I think Nancy hits on some important points here about the limited enjoyment one can have in this game. First, the game does not or perhaps cannot allow for the detailed conversations fans have about character motivations and histories that make watching soaps so enjoyable. And what Nancy alludes to but never points out is that the game seems to reward soaps the more cheesy and stereotypical they get, meaning the less original a show is, the more points one can make off it. Is it any surprise that the top performer the first time out was from Passions?
While I may have been too cheap to join, Daisy Whitney with TelevisionWeek quickly joined up. I will finish with a few notes from her detailed account of her initial experiences signing up.
In her Nov. 21 blog entry, she details the process of playing the game. But, actually, Whitney tried at trick that never even occurred to me--"So I do the standard reporter trick. This is actually the first thing you're taught on the job. No, it's not the inverted pyramid, silly. It's how to ask for free things. I email SoapNet's spokeswoman and ask for a comp pass to check out the site. I get it and am ready to play."

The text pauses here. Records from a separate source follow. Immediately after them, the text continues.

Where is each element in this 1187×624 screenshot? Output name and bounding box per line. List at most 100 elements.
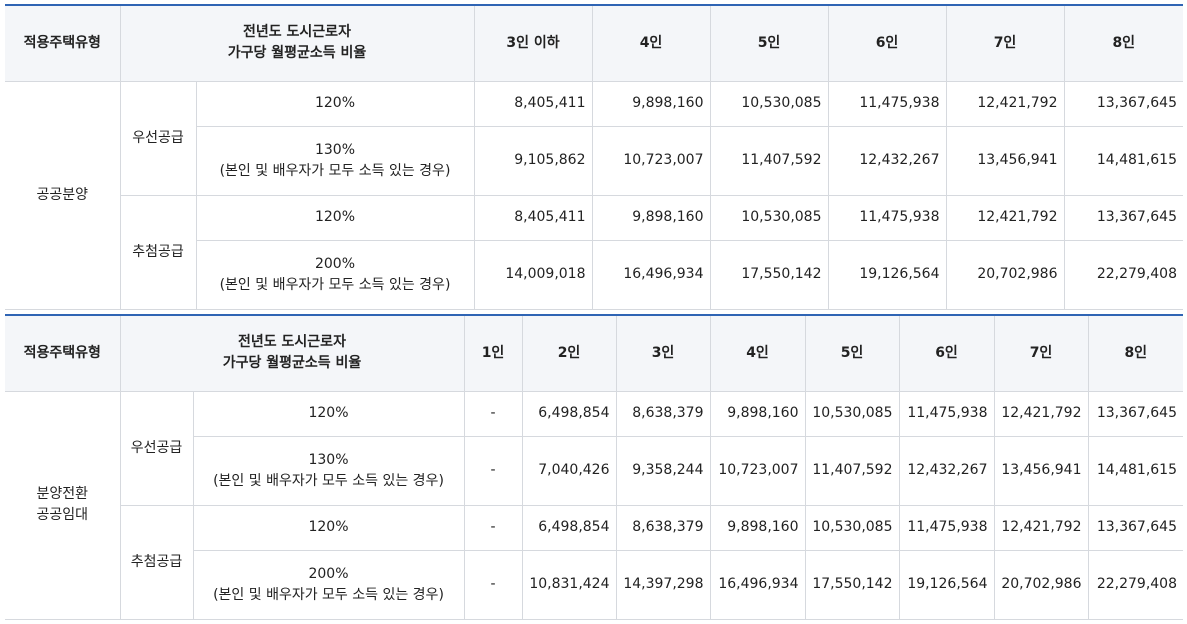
- income-ratio-header: 전년도 도시근로자 가구당 월평균소득 비율: [119, 314, 465, 392]
- income-value: 14,009,018: [473, 239, 593, 310]
- ratio-value: 130%: [314, 141, 356, 158]
- income-value: 10,530,085: [804, 390, 900, 437]
- income-value: 13,456,941: [993, 435, 1089, 506]
- ratio-note: (본인 및 배우자가 모두 소득 있는 경우): [213, 586, 444, 603]
- table-row: 공공분양 우선공급 120% 8,405,411 9,898,160 10,53…: [5, 80, 1183, 310]
- ratio-cell: 130% (본인 및 배우자가 모두 소득 있는 경우): [193, 435, 465, 506]
- income-value: 6,498,854: [521, 390, 617, 437]
- income-value: 11,475,938: [898, 504, 995, 551]
- supply-group-cell: 우선공급: [119, 390, 194, 506]
- income-value: 13,367,645: [1087, 390, 1183, 437]
- ratio-value: 200%: [308, 565, 349, 582]
- household-size-header: 8인: [1063, 4, 1183, 82]
- ratio-value: 200%: [314, 255, 356, 272]
- ratio-note: (본인 및 배우자가 모두 소득 있는 경우): [219, 162, 451, 179]
- income-value: 16,496,934: [709, 549, 806, 620]
- income-value: 12,421,792: [993, 390, 1089, 437]
- income-ratio-header-line1: 전년도 도시근로자: [238, 334, 346, 351]
- household-size-header: 5인: [804, 314, 900, 392]
- income-value: 13,456,941: [945, 125, 1065, 196]
- income-value: 10,723,007: [709, 435, 806, 506]
- income-value: 8,638,379: [615, 390, 711, 437]
- income-value: 20,702,986: [945, 239, 1065, 310]
- income-value: 6,498,854: [521, 504, 617, 551]
- income-value: 17,550,142: [709, 239, 829, 310]
- supply-group-cell: 추첨공급: [120, 504, 194, 620]
- income-value: 9,105,862: [473, 125, 593, 196]
- household-size-header: 7인: [993, 314, 1089, 392]
- income-value: 10,530,085: [804, 504, 900, 551]
- supply-group-cell: 추첨공급: [120, 194, 197, 310]
- household-size-header: 6인: [827, 4, 947, 82]
- table-row: 200% (본인 및 배우자가 모두 소득 있는 경우) - 10,831,42…: [5, 549, 1183, 620]
- income-value: 19,126,564: [898, 549, 995, 620]
- ratio-value: 120%: [314, 95, 356, 111]
- income-value: 22,279,408: [1087, 549, 1183, 620]
- housing-type-cell: 분양전환 공공임대: [5, 390, 121, 620]
- ratio-cell: 120%: [192, 390, 465, 437]
- ratio-value: 120%: [308, 405, 349, 421]
- housing-type-cell: 공공분양: [5, 80, 121, 310]
- income-value: 20,702,986: [993, 549, 1089, 620]
- income-value: 8,638,379: [615, 504, 711, 551]
- income-value: 10,831,424: [521, 549, 617, 620]
- income-value: 12,421,792: [945, 80, 1065, 127]
- table-row: 추첨공급 120% 8,405,411 9,898,160 10,530,085…: [5, 194, 1183, 310]
- income-value: 10,530,085: [709, 80, 829, 127]
- income-value: -: [463, 390, 523, 437]
- income-value: 8,405,411: [473, 80, 593, 127]
- ratio-note: (본인 및 배우자가 모두 소득 있는 경우): [219, 276, 451, 293]
- income-value: 10,723,007: [591, 125, 711, 196]
- income-value: 13,367,645: [1063, 80, 1183, 127]
- income-value: 16,496,934: [591, 239, 711, 310]
- income-value: 10,530,085: [709, 194, 829, 241]
- income-value: 8,405,411: [473, 194, 593, 241]
- table-row: 130% (본인 및 배우자가 모두 소득 있는 경우) - 7,040,426…: [5, 435, 1183, 506]
- ratio-cell: 120%: [195, 194, 475, 241]
- income-value: 14,481,615: [1087, 435, 1183, 506]
- income-value: 9,358,244: [615, 435, 711, 506]
- table-row: 130% (본인 및 배우자가 모두 소득 있는 경우) 9,105,862 1…: [5, 125, 1183, 196]
- ratio-cell: 200% (본인 및 배우자가 모두 소득 있는 경우): [193, 549, 465, 620]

She describes the process of picking three female and male characters and then picked her three moments as "daydreaming," "being killed at my wedding," "coming back from the dead," and "transplant." She said, though, that she doesn't think she'll have that great of a chance of winning, since she was "just willy nilly picking characters and moments without thinking about which ones are likely to earn the most points. I mean, is Lily Snyder really going to come back from the dead in the next week? I am probably going up against thousands of others who are diligently researching characters and the mathematical likelihood of said situations occurring."
In a later post, Whitney reveals that the rules of the game were tweaked to allow her to change the lineup and replace non-performers. This is serious business!
But, what do I consider the bottom line? This is a fun casual game that celebrates the campy aspects of soaps but is not particularly a good indication of the type of involvement that draws people further into a community of viewers because the "involvement" in a game like this is too surface to have deep meaning. That's not to criticize the idea at all but rather any logic that finds this to be a deep extension of the fans' involvement in soaps or in the fan community.